BOMB: So it was liberating for you, rather than restricting?

Vinterberg: A lot. I guess Americans have difficulty understanding that, but everybody has limitations when they start a project. If you’re a painter you have four sides to work within: the frame. On the political-cultural level the idea was, of course, to break with the conventions that exist in Denmark and all of the conventions you carry around with yourself as a filmmaker.

Dogme 95 embraced the idea that every worthwhile act of artistic creation involves inherent limitations. And by foregrounding those limitations, it reveals their important role in inspiring creative choices, forcing filmmakers to make decisions they wouldn’t otherwise need to in order to produce a different kind of filmmaking. One does not need a manifesto to see the general value and reward to this mentality.

But just to make it clearer, here’s Vinterberg talking with David Bowie about it:

…But Don’t Be Afraid to Venture to a Different Place

“I found I am not an anarchistic form creator; I’m intuitive, and I’m trying to figure out a way to explore human fragility…It’s All About Love and Dear Wendy were form experiments. Now it’s a different ballgame; I can look at what is really close to me.”

In this interview in promotion of Far From the Madding Crowd and the director’s following film, The Commune, Vinterberg discusses the strange, seemingly meandering but never contrived arc of a career that found him bouncing from one subject to the next. Vinterberg claims (as the next tip elaborates) that he rediscovered himself in a cinematic comfort zone with his more recent work in contrast to this era of experimentation, but such experiments were still essential to his filmmaking. As people, we grow and change, so it should be no surprise that filmmakers do not persist with fixed identities.

The industry’s practice of pigeonholing and criticism’s myths about directors’ identities might see filmmakers as unshakable monoliths whose works are legibly connected by a clear thread of traits and ideas, but Vinterberg’s career speaks loud and clear to the fact that a career in filmmaking is often an act of exploration and trial, and there’s nothing wrong with that.

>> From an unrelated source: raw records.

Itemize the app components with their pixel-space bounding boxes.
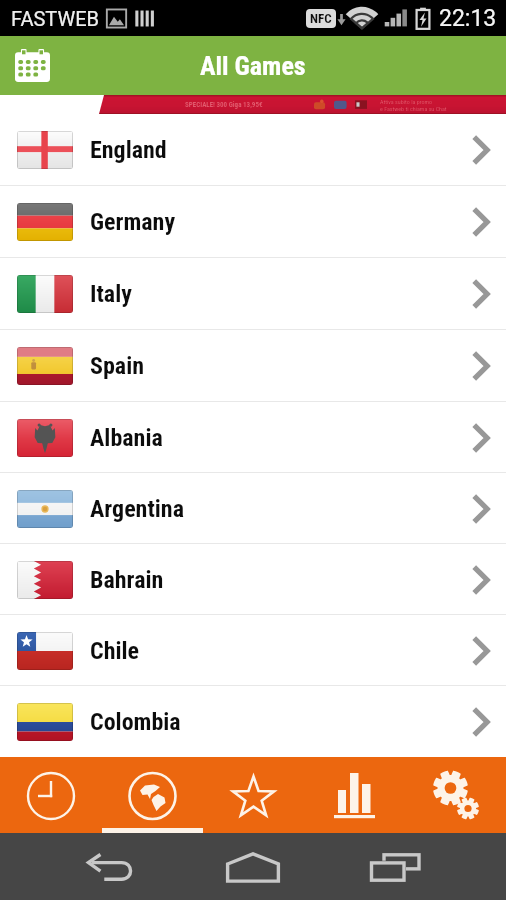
staticText: Attiva subito la promo <box>380 98 433 105</box>
staticText: FASTWEB <box>11 7 99 30</box>
button[interactable]: Advertisement <box>0 95 506 114</box>
button[interactable]: Statistics <box>304 757 405 833</box>
staticText: NFC <box>310 11 332 26</box>
button[interactable]: All Games <box>102 757 203 833</box>
button[interactable]: Schedule <box>0 757 102 833</box>
button[interactable]: Favourites <box>203 757 304 833</box>
button[interactable]: Italy <box>0 258 506 330</box>
button[interactable]: Albania <box>0 402 506 473</box>
staticText: Argentina <box>90 495 184 523</box>
staticText: 22:13 <box>439 5 497 32</box>
staticText: Colombia <box>90 708 181 736</box>
staticText: e Fastweb ti chiama su Chat <box>380 105 447 112</box>
staticText: England <box>90 136 167 164</box>
button[interactable]: Home <box>217 843 289 891</box>
button[interactable]: Germany <box>0 186 506 258</box>
staticText: SPECIALE! 300 Giga 13,95€ <box>185 101 263 109</box>
button[interactable]: Bahrain <box>0 544 506 615</box>
button[interactable]: Argentina <box>0 473 506 544</box>
button[interactable]: Colombia <box>0 686 506 757</box>
button[interactable]: Calendar <box>15 49 50 82</box>
button[interactable]: Chile <box>0 615 506 686</box>
staticText: Bahrain <box>90 566 164 594</box>
staticText: Germany <box>90 208 176 236</box>
button[interactable]: Spain <box>0 330 506 402</box>
staticText: Spain <box>90 352 144 380</box>
staticText: Chile <box>90 637 140 665</box>
button[interactable]: Back <box>75 843 147 891</box>
staticText: All Games <box>200 51 306 81</box>
button[interactable]: Recents <box>359 843 431 891</box>
button[interactable]: England <box>0 114 506 186</box>
staticText: Italy <box>90 280 132 308</box>
staticText: Albania <box>90 424 163 452</box>
button[interactable]: Settings <box>405 757 506 833</box>
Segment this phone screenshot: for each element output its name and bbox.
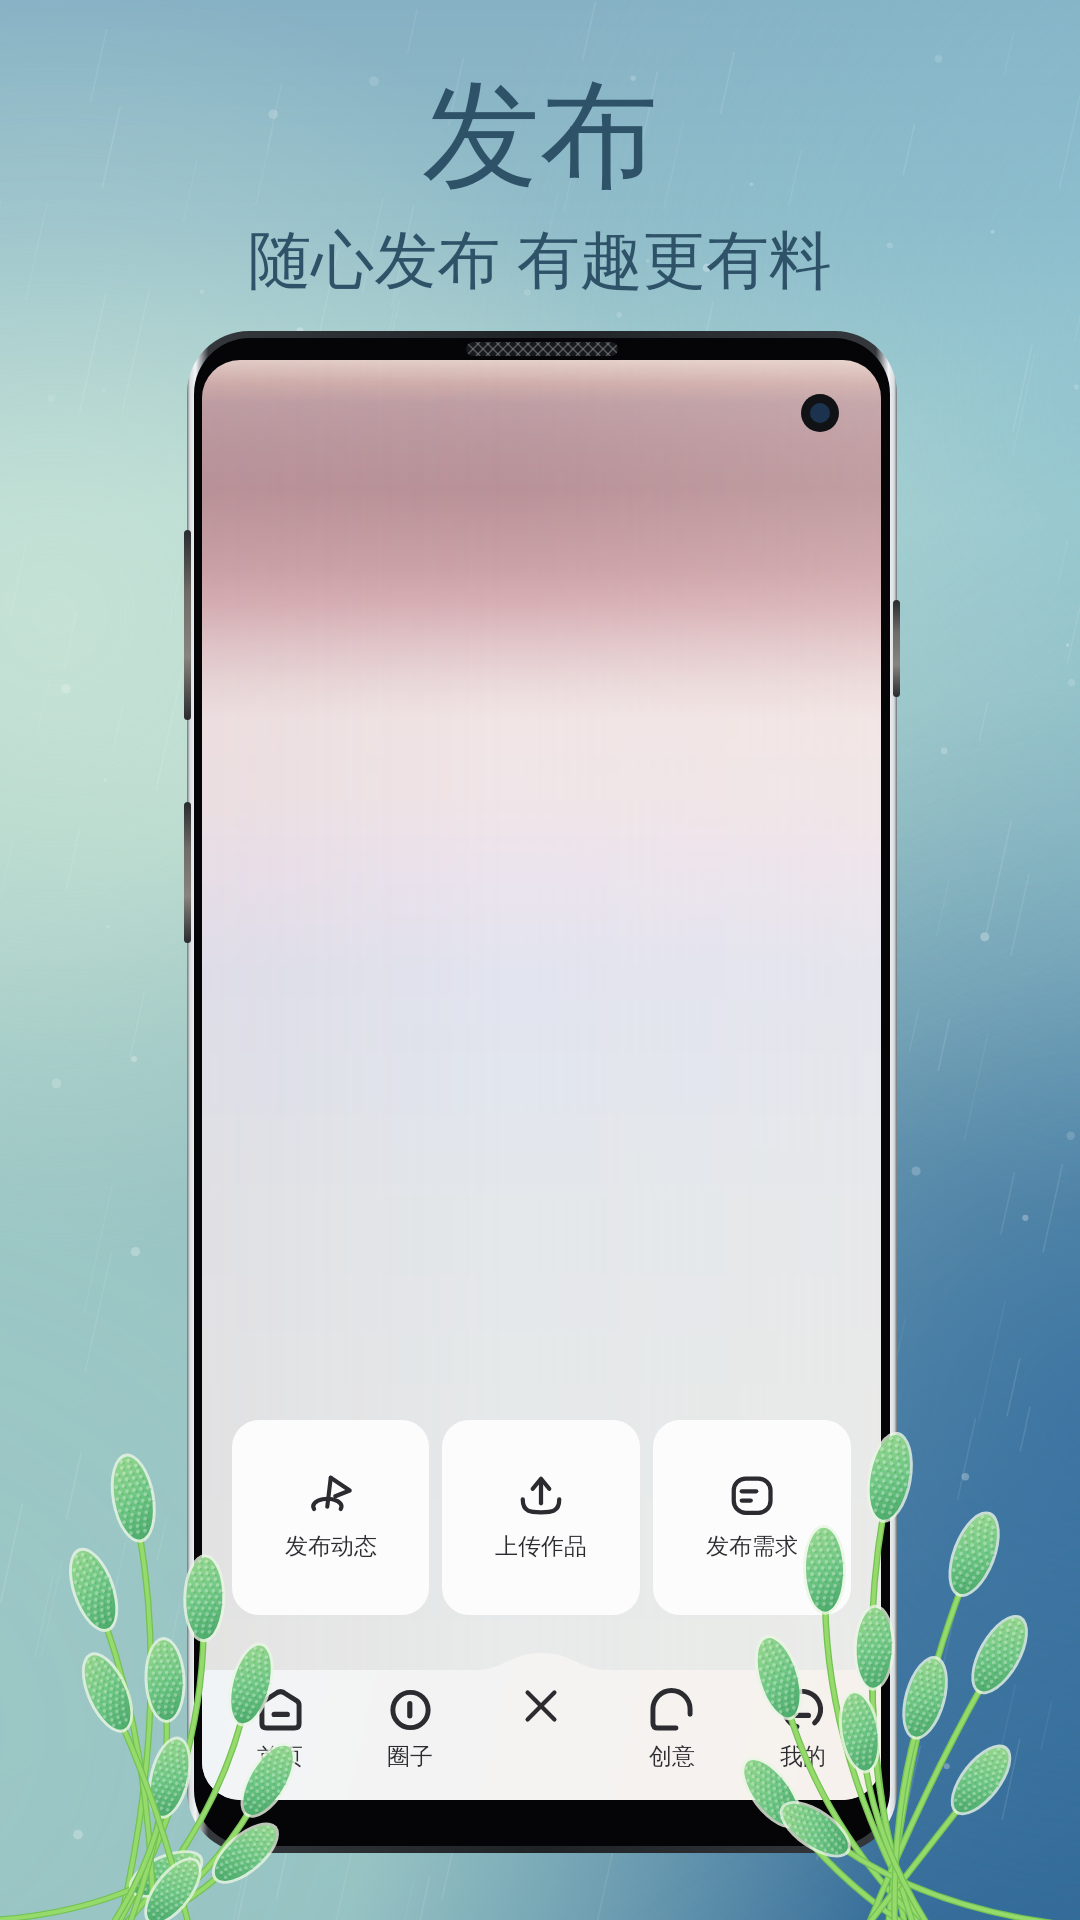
staticText: 发布需求: [706, 1532, 798, 1561]
staticText: 发布: [422, 62, 658, 211]
staticText: 发布动态: [285, 1532, 377, 1561]
button[interactable]: 上传作品: [442, 1420, 640, 1615]
staticText: 我的: [780, 1742, 826, 1771]
button[interactable]: 我的: [737, 1686, 868, 1800]
staticText: 随心发布 有趣更有料: [248, 215, 832, 301]
button[interactable]: 发布需求: [653, 1420, 851, 1615]
button[interactable]: 创意: [606, 1686, 737, 1800]
staticText: 创意: [649, 1742, 695, 1771]
staticText: 上传作品: [495, 1532, 587, 1561]
button[interactable]: 首页: [215, 1686, 345, 1800]
staticText: 首页: [257, 1742, 303, 1771]
button[interactable]: 圈子: [345, 1686, 475, 1800]
button[interactable]: Close: [513, 1678, 569, 1734]
staticText: 圈子: [387, 1742, 433, 1771]
button[interactable]: 发布动态: [232, 1420, 429, 1615]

…Or Go Back to the Drawing Board

Vinterberg told Time Out London that, while The Celebration “was a big success… the whole Dogme thing was something I could take no further. I had to start all over again and redefine myself, which left me very vulnerable and created many painful experiences, but also some work I’m very proud of.” The director spoke of Submarino, the family drama he directed before The Hunt, as similar to the films he made in film school, essentially returning his interests and concerns back to square one, but in a new context of a whirlwind of filmmaking experience. In this case, it is hardly regressive to move backwards.

Create a Community as Your Setting

In Vinterberg’s two best-known films, The Celebration and The Hunt, the director establishes a detailed portrait of an ensemble community and slowly unravels through the course of the film. Even though each film centers around a central human drama, the functions of the community – from its unspoken rules and customs to the unique reactions of different characters to each narrative revelation – are essential to the depth and power of these films. Vinterberg takes time to establish the world in which his characters reside, and realizes that the communities in which your characters exist are the film’s setting.

What We’ve Learned: Give Yourself to the Material

As Vinterberg must choose precisely what to adapt and what to leave out from Thomas Hardy’s novel for his newest feature, he continues to recognize the necessity of recognizing – and embracing – one’s limitations. And as Vinterberg asserts that he sought to make a “Thomas Hardy film,” not a “Thomas Vinterberg film,” he reveals (as is evidenced by his career thus far) that the identity of a filmmaker is unfixed. It can change, evolve, experiment, move backwards, or even be erased in favor of honoring source material. As a director who technically wasn’t even credited for his first feature, Vinterberg’s work demonstrates the undetermined place of the filmmaker with respect to the work. A filmmaker can only give who they are at that particular moment to the work at hand, and often giving oneself to a certain project can mean thinking about one’s own identity in a completely different way.